The “fetus is a human life” argument bothers me a bit. But overall, I will always believe that, prior to birth, the mother is the only “person” inside her body, and that she has as much right to terminate her pregnancy as she has to eat, sleep, or cut her toenails.
Personal stories and the like may work well for a personal issue like abortion — though for the tiny minority of us who prioritize the Earth and all the life here and see humans as just one among millions or tens of millions of species on Earth, abortion is first and foremost part of the human overpopulation issue — but this is much more difficult when dealing with environmental issues. Whether root cause issues like overpopulation and overconsumption, land use issues, or explicit wildlife issues, these issues don’t lend themselves to personal stories very well. I’ve told people the personal story about how the land on which I used to ride my horse was destroyed by developing it as an exurb of Chicago (not that the farms that occupied part of that land weren’t also destruction, but they were nowhere near as bad as the “development”), but that story doesn’t seem to have much if any effect.

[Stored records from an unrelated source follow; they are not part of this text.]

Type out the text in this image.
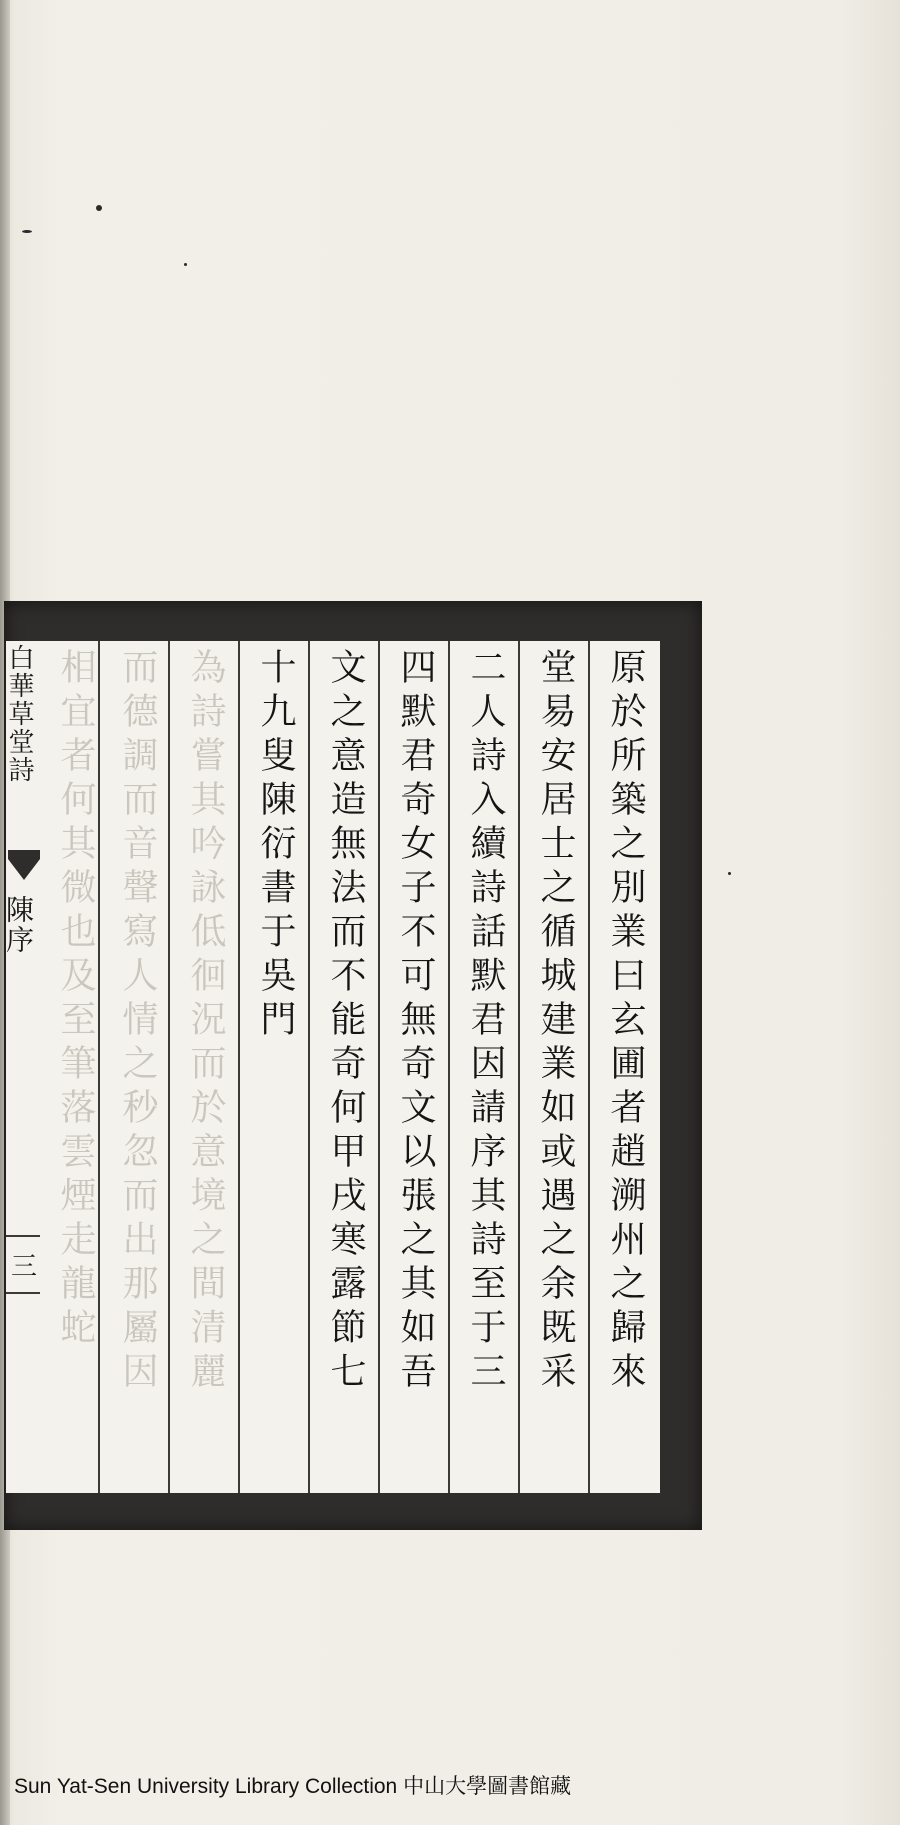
為詩嘗其吟詠低徊況而於意境之間清麗
而德調而音聲寫人情之秒忽而出那屬因
相宜者何其微也及至筆落雲煙走龍蛇	原於所築之別業曰玄圃者趙溯州之歸來
堂易安居士之循城建業如或遇之余既采
二人詩入續詩話默君因請序其詩至于三
四默君奇女子不可無奇文以張之其如吾
文之意造無法而不能奇何甲戌寒露節七
十九叟陳衍書于吳門
白華草堂詩
陳序
三
Sun Yat-Sen University Library Collection 中山大學圖書館藏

Because humans are generally very unevolved mentally and spiritually, they don’t see themselves as just part of the web of life, and so don’t relate to the land, air, water, sky, or other species. Those lives are just nice things to most people, so my story about the destruction of them doesn’t evoke much of a reaction.
I don’t have a solution here, just raising a problem I see with this tactic. I’m all for trying personal stories and anything else that might get people to care a lot more about the natural environment, but we should be aware that what worked for Ireland’s abortion campaign may very well not work for us.